The law is rarely used.

"It can be tough to distinguish between criminals and hobbyists," Mr. Bentley said.

When Mr. Nekrep holds Winnipeg Locksport gatherings in his basement, he is careful to screen out unsavoury characters.

"There have been a few people I haven't felt totally comfortable inviting into my house," he said.

Hobby groups throughout North America have cracked supposedly unbeatable locks. Mr. Nekrep, who maintains a personal collection of more than 300 locks, has demonstrated online how to open a Kensington laptop lock using Scotch tape and a Post-it note. Another Lockpicking101.com member discovered the well-publicized method of opening Kryptonite bike locks with a ball-point pen, a revelation that prompted Kryptonite to replace all of its compromised locks.

Other lock manufacturers haven't admitted their flaws so readily. Marc Tobias, a lawyer and security expert, recently shook up the lock-picking community by publishing a detailed analysis of how to crack the uncrackable: Medeco locks.

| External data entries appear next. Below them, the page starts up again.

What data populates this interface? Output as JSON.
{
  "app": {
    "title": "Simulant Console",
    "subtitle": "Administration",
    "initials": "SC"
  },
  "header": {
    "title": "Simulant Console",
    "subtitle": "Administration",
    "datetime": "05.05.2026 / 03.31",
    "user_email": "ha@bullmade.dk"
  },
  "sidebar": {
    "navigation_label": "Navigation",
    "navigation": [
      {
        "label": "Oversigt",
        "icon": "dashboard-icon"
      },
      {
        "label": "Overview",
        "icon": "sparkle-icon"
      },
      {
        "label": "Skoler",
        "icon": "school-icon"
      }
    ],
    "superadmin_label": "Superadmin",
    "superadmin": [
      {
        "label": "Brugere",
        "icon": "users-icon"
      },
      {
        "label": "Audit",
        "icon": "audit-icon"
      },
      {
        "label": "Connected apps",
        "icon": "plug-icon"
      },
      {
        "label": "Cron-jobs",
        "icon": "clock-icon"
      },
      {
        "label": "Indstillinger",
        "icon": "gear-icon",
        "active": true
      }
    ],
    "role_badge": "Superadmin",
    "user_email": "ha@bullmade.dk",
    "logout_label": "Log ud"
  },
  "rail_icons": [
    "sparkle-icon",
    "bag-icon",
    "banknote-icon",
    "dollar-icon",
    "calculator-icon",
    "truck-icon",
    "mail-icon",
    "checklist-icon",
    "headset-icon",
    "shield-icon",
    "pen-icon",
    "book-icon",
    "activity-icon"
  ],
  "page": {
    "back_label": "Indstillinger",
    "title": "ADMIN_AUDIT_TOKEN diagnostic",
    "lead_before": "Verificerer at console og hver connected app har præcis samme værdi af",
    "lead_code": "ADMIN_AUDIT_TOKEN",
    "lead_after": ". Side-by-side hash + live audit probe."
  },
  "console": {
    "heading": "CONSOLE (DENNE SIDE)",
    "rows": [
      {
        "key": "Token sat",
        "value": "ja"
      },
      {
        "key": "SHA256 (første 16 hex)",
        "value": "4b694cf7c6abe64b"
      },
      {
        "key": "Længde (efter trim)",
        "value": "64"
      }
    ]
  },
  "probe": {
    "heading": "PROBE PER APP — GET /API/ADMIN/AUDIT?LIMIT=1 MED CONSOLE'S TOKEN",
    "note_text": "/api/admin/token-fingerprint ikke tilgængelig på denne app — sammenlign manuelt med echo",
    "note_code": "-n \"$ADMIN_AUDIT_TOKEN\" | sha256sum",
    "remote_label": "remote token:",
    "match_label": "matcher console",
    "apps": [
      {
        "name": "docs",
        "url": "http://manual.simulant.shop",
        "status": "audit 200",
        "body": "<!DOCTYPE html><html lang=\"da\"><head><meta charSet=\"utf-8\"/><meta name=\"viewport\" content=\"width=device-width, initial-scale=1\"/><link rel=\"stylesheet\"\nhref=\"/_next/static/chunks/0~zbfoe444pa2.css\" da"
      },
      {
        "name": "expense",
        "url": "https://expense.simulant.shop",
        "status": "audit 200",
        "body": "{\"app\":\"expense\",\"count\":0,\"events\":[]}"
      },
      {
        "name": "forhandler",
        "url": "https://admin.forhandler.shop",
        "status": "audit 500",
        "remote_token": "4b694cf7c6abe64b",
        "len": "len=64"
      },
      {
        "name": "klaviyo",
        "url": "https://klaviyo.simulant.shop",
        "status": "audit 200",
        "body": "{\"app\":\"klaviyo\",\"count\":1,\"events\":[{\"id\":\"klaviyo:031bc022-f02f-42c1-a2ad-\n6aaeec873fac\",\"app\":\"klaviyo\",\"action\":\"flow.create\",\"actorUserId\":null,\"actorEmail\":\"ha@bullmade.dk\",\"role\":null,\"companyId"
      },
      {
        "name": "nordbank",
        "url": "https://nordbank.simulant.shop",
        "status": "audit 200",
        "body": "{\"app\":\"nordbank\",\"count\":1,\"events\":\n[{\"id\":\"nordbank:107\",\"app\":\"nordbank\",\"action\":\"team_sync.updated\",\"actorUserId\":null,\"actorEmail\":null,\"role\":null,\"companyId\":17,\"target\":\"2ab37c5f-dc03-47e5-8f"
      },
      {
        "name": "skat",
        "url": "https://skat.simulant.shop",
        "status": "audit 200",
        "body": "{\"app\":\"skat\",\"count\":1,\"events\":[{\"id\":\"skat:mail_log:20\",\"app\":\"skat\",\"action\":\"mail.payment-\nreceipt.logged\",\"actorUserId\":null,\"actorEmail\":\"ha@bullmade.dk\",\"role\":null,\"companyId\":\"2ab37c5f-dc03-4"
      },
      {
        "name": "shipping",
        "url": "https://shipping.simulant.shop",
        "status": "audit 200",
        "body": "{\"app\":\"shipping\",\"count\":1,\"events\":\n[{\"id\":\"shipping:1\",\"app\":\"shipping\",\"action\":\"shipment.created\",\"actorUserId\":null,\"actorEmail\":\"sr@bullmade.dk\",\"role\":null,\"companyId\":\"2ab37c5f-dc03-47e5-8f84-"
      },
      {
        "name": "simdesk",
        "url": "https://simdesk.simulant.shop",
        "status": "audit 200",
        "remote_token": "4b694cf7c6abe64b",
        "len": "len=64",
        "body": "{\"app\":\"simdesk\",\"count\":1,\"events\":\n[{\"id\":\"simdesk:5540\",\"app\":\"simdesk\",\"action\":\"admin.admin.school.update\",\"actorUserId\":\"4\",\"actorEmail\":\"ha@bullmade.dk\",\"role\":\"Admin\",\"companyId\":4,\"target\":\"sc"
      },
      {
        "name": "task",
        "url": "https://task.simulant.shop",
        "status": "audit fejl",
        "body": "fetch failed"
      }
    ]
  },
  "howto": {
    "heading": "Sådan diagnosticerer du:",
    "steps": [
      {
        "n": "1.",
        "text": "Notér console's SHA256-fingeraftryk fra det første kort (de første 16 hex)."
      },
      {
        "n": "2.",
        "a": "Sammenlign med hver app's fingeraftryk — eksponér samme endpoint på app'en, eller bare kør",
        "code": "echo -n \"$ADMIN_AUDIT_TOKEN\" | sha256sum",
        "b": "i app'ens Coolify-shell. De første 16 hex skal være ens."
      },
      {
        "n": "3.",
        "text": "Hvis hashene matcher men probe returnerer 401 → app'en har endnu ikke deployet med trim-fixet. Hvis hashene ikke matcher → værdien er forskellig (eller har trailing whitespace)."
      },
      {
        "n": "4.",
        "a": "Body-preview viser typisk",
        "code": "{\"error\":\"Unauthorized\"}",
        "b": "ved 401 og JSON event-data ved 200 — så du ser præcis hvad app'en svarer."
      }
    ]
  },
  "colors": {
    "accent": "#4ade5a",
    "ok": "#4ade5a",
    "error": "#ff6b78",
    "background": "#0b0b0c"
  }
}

"We've figured out how to break them in as little as 30 seconds," he said. "[Medeco]won't admit it, though. They still believe in security through obscurity. But by not fixing the problems we identify, lock-makers are putting the public at risk. They have a duty to disclose vulnerabilities. If they don't, we will."

More progressive locksmiths agree with that sentiment.

"Most crooks don't waste time with locks anyway," said Thomas Fraser, head of the Institutional Locksmiths Organization of Canada. "They use a hammer."

Mr. Fraser, who works as a full-time locksmith for the Toronto District School Board, identifies with most hobbyists. "I've always treated locksmithing as a game, too. It's a puzzle. I don't want that lock to beat me."